Subsequently, I recognized the behavior in myself and decided to approach each day as the gift that it is. I’ve worked hard to become glass half-full. Some would argue I may have gone over a little too far to the chipper or positive side, but I’m proud of the enormous shift I’ve made. My life is markedly better and I am a better friend, daughter, sibling and professional.
Given all that, last Friday threw me for an emotional loop. It was the culmination of a week where I took a risk that showed me a major change I need to summon the courage to make and one where I was reliving a life-altering relationship on the pages of my journal in the name of research. I was angry and expressed it in a healthy way. I was surprised by my level of re-engagement with a person who died two months ago. And, ironically, I so wanted him to magically appear because I knew he would be the one person who would get all of this madness. We handled each other’s base level shit in a way I’ve never experienced before. Perhaps because we saw each other’s goodness so clearly that it got us past everything else that surfaced.
Meanwhile, what I also learned in the journals was how often my workouts are stress release. I write about it more than I ever realized, sometimes just a sentence extolling the virtues of a particular day’s exercise regimen. Let’s just say I know its value now.

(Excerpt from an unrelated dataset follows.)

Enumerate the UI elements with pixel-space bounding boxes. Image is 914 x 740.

It’s been nearly three months without that outlet and maybe it all caught up with me.
Ordinarily a plan for happy hour with my friends would have been more than appealing, but I bailed, such was my fear of putting them in a position to say the wrong thing. I was swirling in overwhelm. I knew I was way past the point of stopping myself.
Another friend, in an email exchange, asked if I needed a conversation. Of course the answer was yes, but that was not my response. Because what might he say to unleash what was roiling within me? What might come spilling out of my uncensored vitriolic mouth? I couldn’t know. I didn’t want to know.
There was one quick business call I had committed to and the person asked if I was OK. I hedged and said something like, “I could say I’m great, but I’d prefer to be authentic.” So weird for me to not easily put something aside.
What in the world was it? The super moon was more than 24 hours away, so I can’t blame that. I just know it felt like what depressives describe as their typical existence. Overwhelming. Heavy. Paralyzing. I folded into myself. Slept. Read. Watched TV.
I cannot imagine feeling like that on a regular basis. I just can’t. I’m not even sure why I’m writing about it. Perhaps because I promised myself I wouldn’t hold back in these Unfettered 50 posts? And because I never would have admitted to feeling anything that even bordered on depression before?
Oh no, my imperfection is showing again.